Recent grant recipients include:
• Hudson Valley Agricultural Development Corporation (N.Y.) – Local Lamb Lessons
• Montana State University – Wool Research and Education
• Montana State University – Sire Breed, Harvest Age and Diet Effects on the Flavor Profile and Consumer Acceptance of American Lamb
• National Sheep Improvement Program – Salary Match to Promote Education
• Mountain Meadow Wool (Wyo.) – Wool Education and Display
• Bartlett Yarns (Maine) – Small Scouring Train
• North Dakota State University – Carcass Ultrasound Training
• Glycoscience (S.D.) – Comparison of Meat Composition of Lambs Affected with GM1 Gangliosidosis to Retail Lamb
• Utah State University – Increased Access and Understanding of Non-Lethal Tools to Reduce Depredation to Sheep and Goats
• North Dakota State University – American Lamb Flavor and Direct Marketing of Lamb Originating from Rams
• Purdue University – Establish Hair Sheep Flock
• National Lamb Feeders Association – Howard Wyman Sheep Industry Leadership School
• Boone County Southwest Conservation District – Missouri Sheep and Goat Conference
Financial assistance provided by the center must accomplish one or more of the following objectives:
• Strengthen and improve long-term sustainability of the lamb and wool industry’s infrastructure by increasing the numbers in production.
• Provide integration of performance/production data from sources that can help enhance the National Sheep Improvement Program.
• Provide leadership training and education to producers and packers within the sheep industry.
• Enhance sheep production by improving infrastructure of the U.S. sheep industry through assistance to all segments of the industry to address sustainable production and marketing of sheep milk, meat, fiber and related services.
• Promote lamb marketing through an organized method that can measure tangible results.
• Enhance the sheep industry by coordinating information exchange and seeking mutual understanding and marketing within the international industry community.
The nine-member Board is comprised of seven voting and two non-voting members.
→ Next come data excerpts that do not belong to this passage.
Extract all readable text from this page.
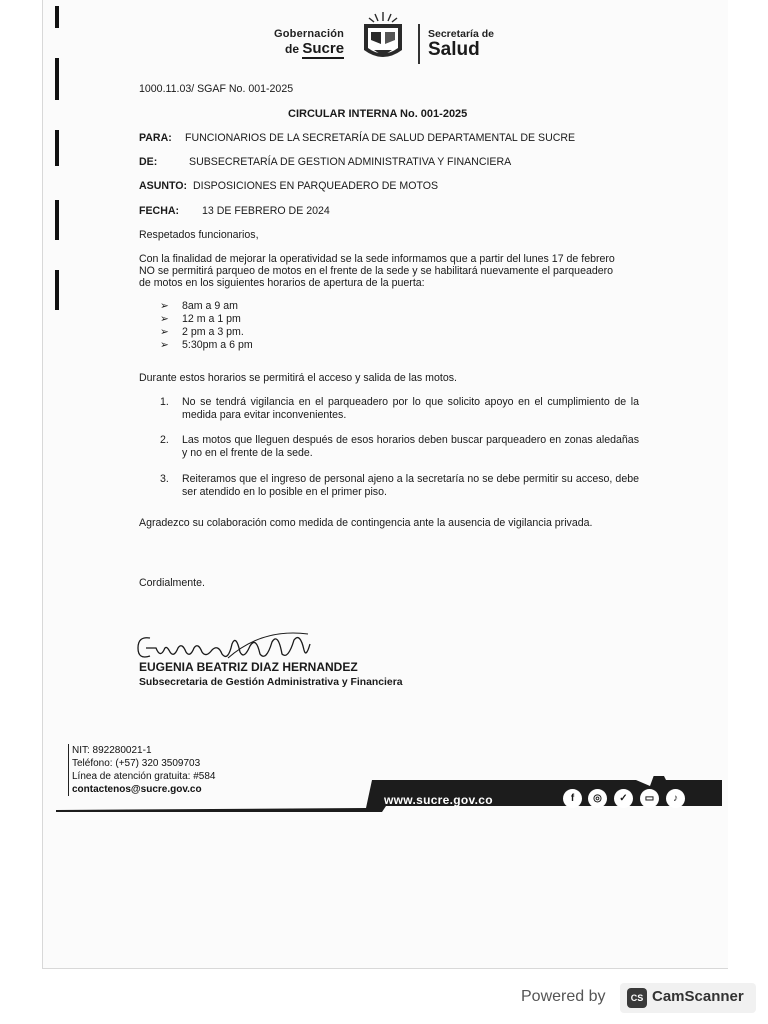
Gobernación
de Sucre
Secretaría de
Salud
1000.11.03/ SGAF No. 001-2025
CIRCULAR INTERNA No. 001-2025
PARA: FUNCIONARIOS DE LA SECRETARÍA DE SALUD DEPARTAMENTAL DE SUCRE
DE:	SUBSECRETARÍA DE GESTION ADMINISTRATIVA Y FINANCIERA
ASUNTO: DISPOSICIONES EN PARQUEADERO DE MOTOS
FECHA: 13 DE FEBRERO DE 2024
Respetados funcionarios,
Con la finalidad de mejorar la operatividad se la sede informamos que a partir del lunes 17 de febrero
NO se permitirá parqueo de motos en el frente de la sede y se habilitará nuevamente el parqueadero
de motos en los siguientes horarios de apertura de la puerta:
➢ 8am a 9 am
➢ 12 m a 1 pm
➢ 2 pm a 3 pm.
➢ 5:30pm a 6 pm
Durante estos horarios se permitirá el acceso y salida de las motos.
1. No se tendrá vigilancia en el parqueadero por lo que solicito apoyo en el cumplimiento de la medida para evitar inconvenientes.
2. Las motos que lleguen después de esos horarios deben buscar parqueadero en zonas aledañas y no en el frente de la sede.
3. Reiteramos que el ingreso de personal ajeno a la secretaría no se debe permitir su acceso, debe ser atendido en lo posible en el primer piso.
Agradezco su colaboración como medida de contingencia ante la ausencia de vigilancia privada.
Cordialmente.
EUGENIA BEATRIZ DIAZ HERNANDEZ
Subsecretaria de Gestión Administrativa y Financiera
NIT: 892280021-1
Teléfono: (+57) 320 3509703
Línea de atención gratuita: #584
contactenos@sucre.gov.co
www.sucre.gov.co	f	◎	✓	▭	♪
Powered by	CS CamScanner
Voting members include four domestic producers of sheep or goats; two members with expertise in finance and management; one member with expertise in lamb, wool, goat or goat product marketing. Non-voting members include the Under Secretary for Marketing and Regulatory Programs and the Under Secretary for Research, Education, and Economics, U.S. Department of Agriculture. The board reviews each proposal, recommends funding, and submits to USDA’s Agricultural Marketing Service for approval.